Title: Feature graphs for interpretable unsupervised tree ensembles: centrality, interaction, and application in disease subtyping

Abstract: Interpretable machine learning has emerged as central in leveraging artificial intelligence within high-stakes domains such as healthcare, where understanding the rationale behind model predictions is as critical as achieving high predictive accuracy. In this context, feature selection assumes a pivotal role in enhancing model interpretability by identifying the most important input features in black-box models. While random forests are frequently used in biomedicine for their remarkable performance on tabular datasets, the accuracy gained from aggregating decision trees comes at the expense of interpretability. Consequently, feature selection for enhancing interpretability in random forests has been extensively explored in supervised settings. However, its investigation in the unsupervised regime remains notably limited. To address this gap, the study introduces novel methods to construct feature graphs from unsupervised random forests and feature selection strategies to derive effective feature combinations from these graphs. Feature graphs are constructed for the entire dataset as well as individual clusters leveraging the parent-child node splits within the trees, such that feature centrality captures their relevance to the clustering task, while edge weights reflect the discriminating power of feature pairs.
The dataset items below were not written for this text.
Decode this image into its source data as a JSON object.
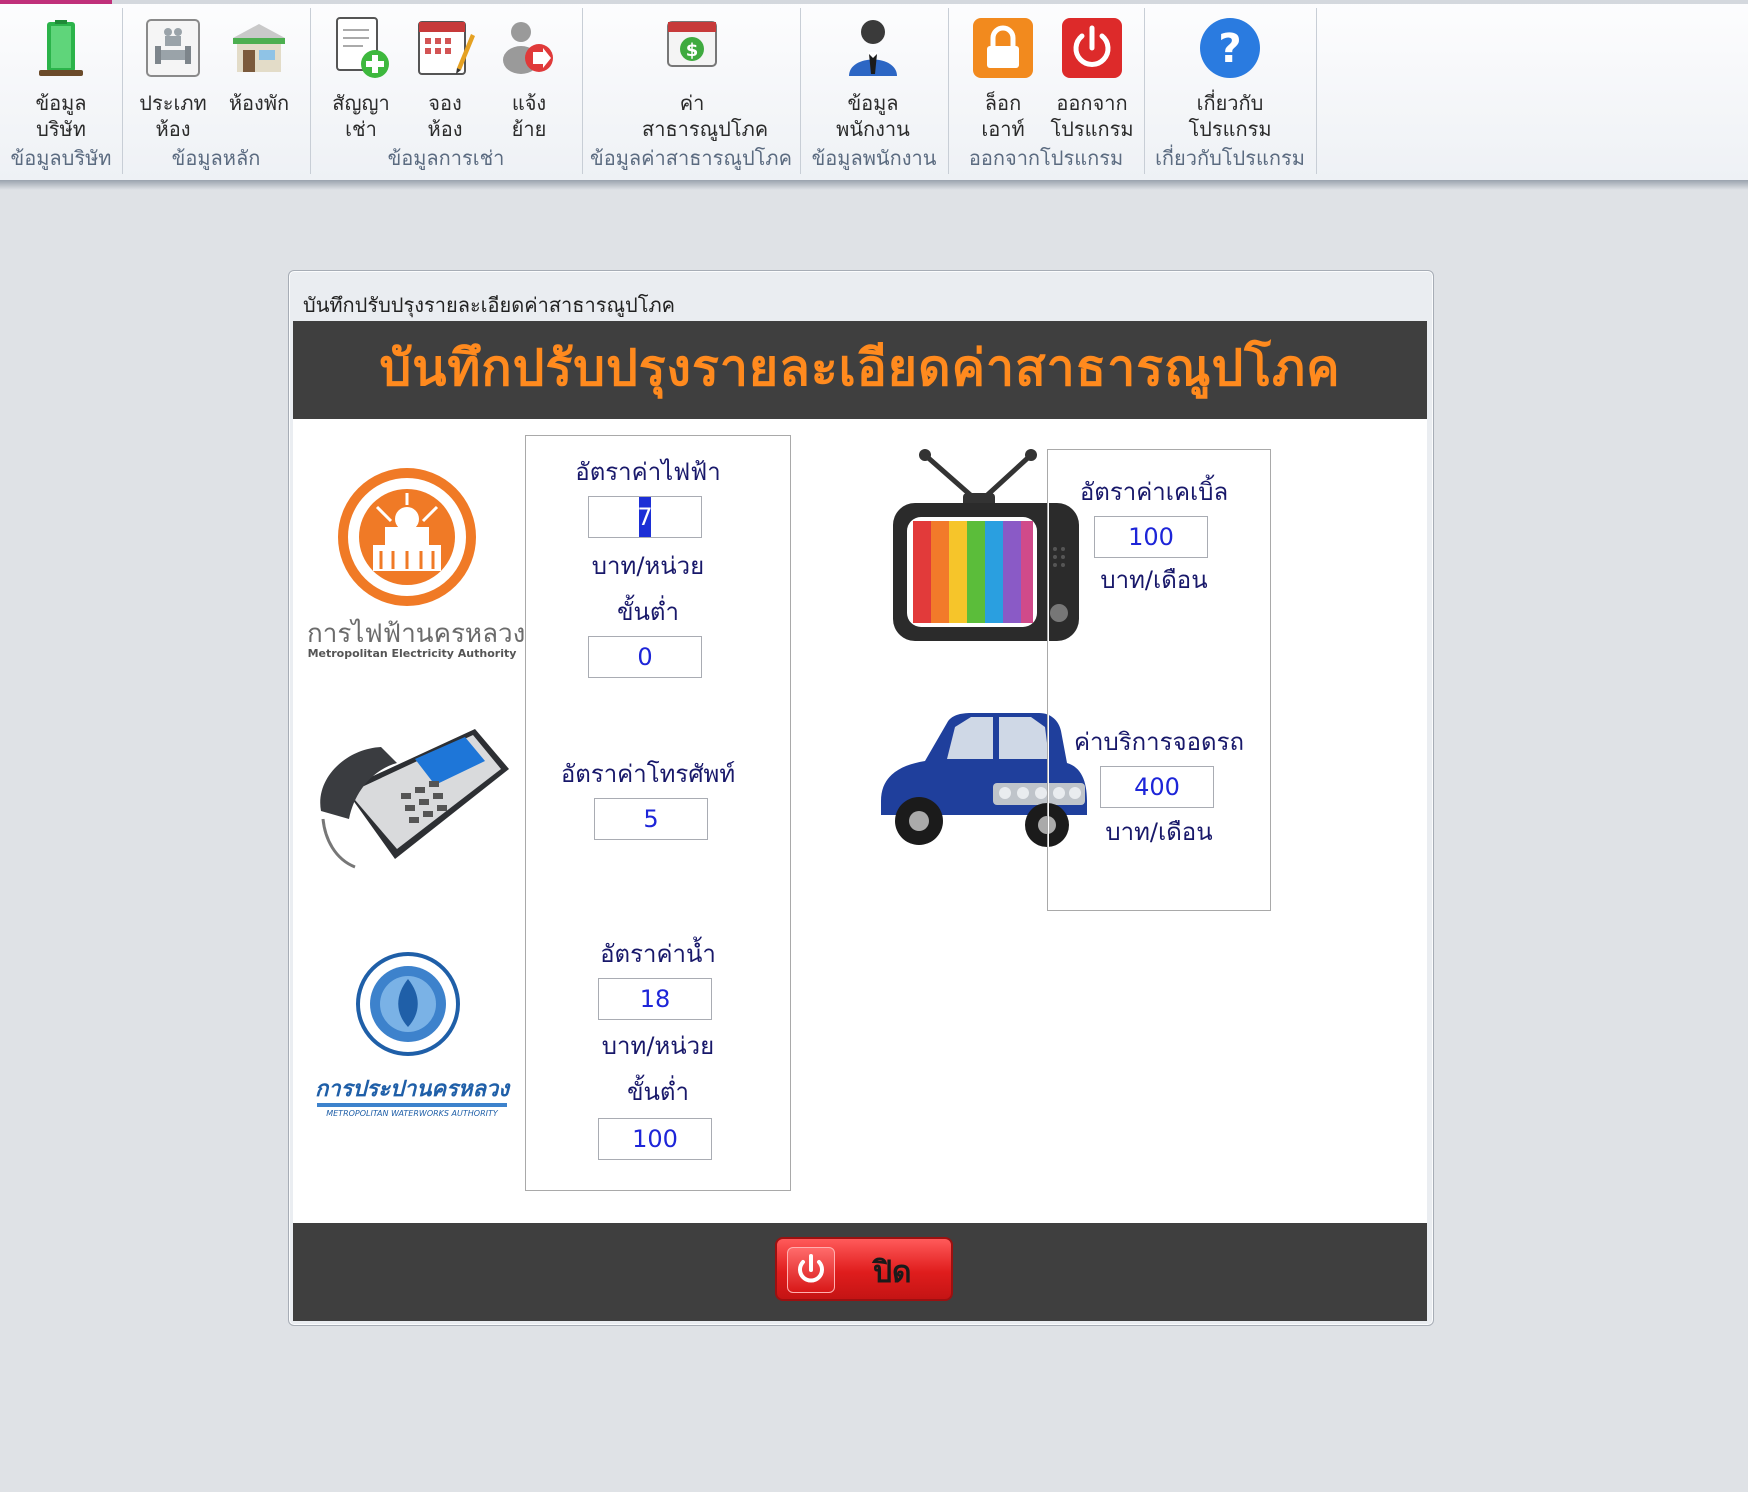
{
  "ribbon": {
    "groups": [
      {
        "caption": "ข้อมูลบริษัท",
        "buttons": [
          {
            "line1": "ข้อมูล",
            "line2": "บริษัท",
            "icon": "building-icon"
          }
        ]
      },
      {
        "caption": "ข้อมูลหลัก",
        "buttons": [
          {
            "line1": "ประเภท",
            "line2": "ห้อง",
            "icon": "room-type-icon"
          },
          {
            "line1": "ห้องพัก",
            "line2": "",
            "icon": "store-icon"
          }
        ]
      },
      {
        "caption": "ข้อมูลการเช่า",
        "buttons": [
          {
            "line1": "สัญญา",
            "line2": "เช่า",
            "icon": "contract-add-icon"
          },
          {
            "line1": "จอง",
            "line2": "ห้อง",
            "icon": "calendar-booking-icon"
          },
          {
            "line1": "แจ้ง",
            "line2": "ย้าย",
            "icon": "person-move-icon"
          }
        ]
      },
      {
        "caption": "ข้อมูลค่าสาธารณูปโภค",
        "buttons": [
          {
            "line1": "ค่า",
            "line2": "สาธารณูปโภค",
            "icon": "bill-dollar-icon"
          }
        ]
      },
      {
        "caption": "ข้อมูลพนักงาน",
        "buttons": [
          {
            "line1": "ข้อมูล",
            "line2": "พนักงาน",
            "icon": "employee-icon"
          }
        ]
      },
      {
        "caption": "ออกจากโปรแกรม",
        "buttons": [
          {
            "line1": "ล็อก",
            "line2": "เอาท์",
            "icon": "lock-icon"
          },
          {
            "line1": "ออกจาก",
            "line2": "โปรแกรม",
            "icon": "power-icon"
          }
        ]
      },
      {
        "caption": "เกี่ยวกับโปรแกรม",
        "buttons": [
          {
            "line1": "เกี่ยวกับ",
            "line2": "โปรแกรม",
            "icon": "help-icon"
          }
        ]
      }
    ]
  },
  "dialog": {
    "window_title": "บันทึกปรับปรุงรายละเอียดค่าสาธารณูปโภค",
    "header_title": "บันทึกปรับปรุงรายละเอียดค่าสาธารณูปโภค",
    "logos": {
      "mea_th": "การไฟฟ้านครหลวง",
      "mea_en": "Metropolitan Electricity Authority",
      "mwa_th": "การประปานครหลวง",
      "mwa_en": "METROPOLITAN WATERWORKS AUTHORITY"
    },
    "electricity": {
      "label": "อัตราค่าไฟฟ้า",
      "rate": "7",
      "unit": "บาท/หน่วย",
      "min_label": "ขั้นต่ำ",
      "min": "0"
    },
    "phone": {
      "label": "อัตราค่าโทรศัพท์",
      "rate": "5"
    },
    "water": {
      "label": "อัตราค่าน้ำ",
      "rate": "18",
      "unit": "บาท/หน่วย",
      "min_label": "ขั้นต่ำ",
      "min": "100"
    },
    "cable": {
      "label": "อัตราค่าเคเบิ้ล",
      "rate": "100",
      "unit": "บาท/เดือน"
    },
    "parking": {
      "label": "ค่าบริการจอดรถ",
      "rate": "400",
      "unit": "บาท/เดือน"
    },
    "close_label": "ปิด",
    "colors": {
      "header_bg": "#3f3f3f",
      "header_text": "#ff8a1e",
      "value_text": "#1d25d8",
      "close_btn": "#e01d1d"
    }
  }
}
Graph-based feature selection methods are extensively evaluated on synthetic and benchmark datasets both in terms of their ability to reduce dimensionality while improving clustering performance, as well as to enhance model interpretability. An application on omics data for disease subtyping identifies the top features for each cluster, showcasing the potential of the proposed approach to enhance interpretability in clustering analyses and its utility in a real-world biomedical application.